Auch bei der von der Finanzkrise gebeutelten Sachsen LB kam die Frage auf, wie den Kontrolleuren von PricewaterhouseCoopers die riskanten Geschäfte des Provinzinstituts verborgen bleiben konnten, sodass es noch wenige Monate vor der Beinahepleite ein uneingeschränktes Testat erhielt. Der neue Siemens-Chef Peter Löscher hat kürzlich auf die Kritik am Abschlussprüfer KPMG reagiert und wird diesen künftig nicht mehr beschäftigen.

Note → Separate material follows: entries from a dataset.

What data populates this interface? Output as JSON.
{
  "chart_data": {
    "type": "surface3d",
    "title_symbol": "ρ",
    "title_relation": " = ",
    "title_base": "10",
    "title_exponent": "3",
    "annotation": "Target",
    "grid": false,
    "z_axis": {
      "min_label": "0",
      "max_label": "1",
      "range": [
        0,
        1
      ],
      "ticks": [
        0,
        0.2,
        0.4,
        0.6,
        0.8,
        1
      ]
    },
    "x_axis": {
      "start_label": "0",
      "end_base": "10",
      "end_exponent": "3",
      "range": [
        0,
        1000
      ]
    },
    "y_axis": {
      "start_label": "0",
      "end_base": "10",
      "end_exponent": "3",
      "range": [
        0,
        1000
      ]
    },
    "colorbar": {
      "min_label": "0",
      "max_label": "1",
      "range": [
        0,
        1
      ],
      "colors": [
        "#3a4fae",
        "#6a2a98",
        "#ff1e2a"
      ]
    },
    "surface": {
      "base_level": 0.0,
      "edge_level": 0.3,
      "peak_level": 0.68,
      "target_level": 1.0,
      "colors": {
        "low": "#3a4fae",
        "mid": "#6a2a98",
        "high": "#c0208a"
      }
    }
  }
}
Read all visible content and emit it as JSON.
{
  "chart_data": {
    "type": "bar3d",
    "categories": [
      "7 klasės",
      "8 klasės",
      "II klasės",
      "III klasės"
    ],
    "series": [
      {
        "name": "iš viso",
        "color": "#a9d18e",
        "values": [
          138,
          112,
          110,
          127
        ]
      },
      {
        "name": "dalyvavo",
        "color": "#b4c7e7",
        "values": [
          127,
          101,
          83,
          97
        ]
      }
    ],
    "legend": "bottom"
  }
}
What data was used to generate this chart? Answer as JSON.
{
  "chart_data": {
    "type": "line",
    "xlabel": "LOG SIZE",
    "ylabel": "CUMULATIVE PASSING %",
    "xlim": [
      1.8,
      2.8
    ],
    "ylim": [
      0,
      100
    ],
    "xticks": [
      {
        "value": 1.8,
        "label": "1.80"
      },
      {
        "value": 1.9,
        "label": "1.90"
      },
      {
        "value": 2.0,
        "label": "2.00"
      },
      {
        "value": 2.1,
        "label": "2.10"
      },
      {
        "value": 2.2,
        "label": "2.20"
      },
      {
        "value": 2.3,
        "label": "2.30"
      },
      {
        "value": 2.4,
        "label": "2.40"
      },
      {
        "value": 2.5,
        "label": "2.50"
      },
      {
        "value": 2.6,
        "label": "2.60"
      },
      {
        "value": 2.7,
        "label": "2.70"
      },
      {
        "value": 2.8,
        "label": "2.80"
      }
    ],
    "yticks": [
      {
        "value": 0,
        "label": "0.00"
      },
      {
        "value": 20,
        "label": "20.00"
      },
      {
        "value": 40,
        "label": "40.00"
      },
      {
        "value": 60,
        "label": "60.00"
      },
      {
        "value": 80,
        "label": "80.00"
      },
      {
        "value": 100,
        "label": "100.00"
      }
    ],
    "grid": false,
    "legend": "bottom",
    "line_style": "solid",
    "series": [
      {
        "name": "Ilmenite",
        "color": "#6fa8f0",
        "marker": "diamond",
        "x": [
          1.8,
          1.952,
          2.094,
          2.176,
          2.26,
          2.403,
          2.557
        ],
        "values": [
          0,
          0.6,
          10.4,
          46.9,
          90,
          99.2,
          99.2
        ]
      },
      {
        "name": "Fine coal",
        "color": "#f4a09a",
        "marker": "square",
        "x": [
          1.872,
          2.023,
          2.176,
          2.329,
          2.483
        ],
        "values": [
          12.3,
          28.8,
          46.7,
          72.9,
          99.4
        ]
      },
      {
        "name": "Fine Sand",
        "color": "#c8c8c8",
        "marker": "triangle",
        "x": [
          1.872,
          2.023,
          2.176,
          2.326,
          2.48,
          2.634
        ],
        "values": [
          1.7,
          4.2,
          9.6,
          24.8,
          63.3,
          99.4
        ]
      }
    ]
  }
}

Ernst & Young-Chef Müller bestreitet denn auch, dass die Gesellschaft das Thema Qualität zu leicht genommen hat. „Wir haben uns weltweit in den vergangenen Jahren mit kaum einem anderen Thema so intensiv beschäftigt wie mit Qualität und Risikomanagement von Prüfungen“, sagt er – mit den Aussagen der Protokolle konfrontiert – der WirtschaftsWoche. Seit 2002 habe die Gesellschaft Spielregeln entwickelt, die „teilweise deutlich über das deutsche Berufsrecht hinausgehen und garantieren sollen, dass künftig nichts mehr passieren wird“. Neue Vorgaben der Gesetzgeber weltweit und die Größe der Organisation hätten diesen Prozess so komplex gemacht, dass er viele Jahre in Anspruch nahm. Zunächst habe die Gesellschaft dann auf eine Selbstverpflichtung der Partner gesetzt. „Da wir das Ziel einer Nulltoleranz gegenüber Fehlern so nicht erreicht haben, haben wir uns auf ein zusätzliches Instrumentarium verständigt“, sagt Müller. Der Weg in Richtung Nullfehlertoleranz ist offenbar lang und steinig.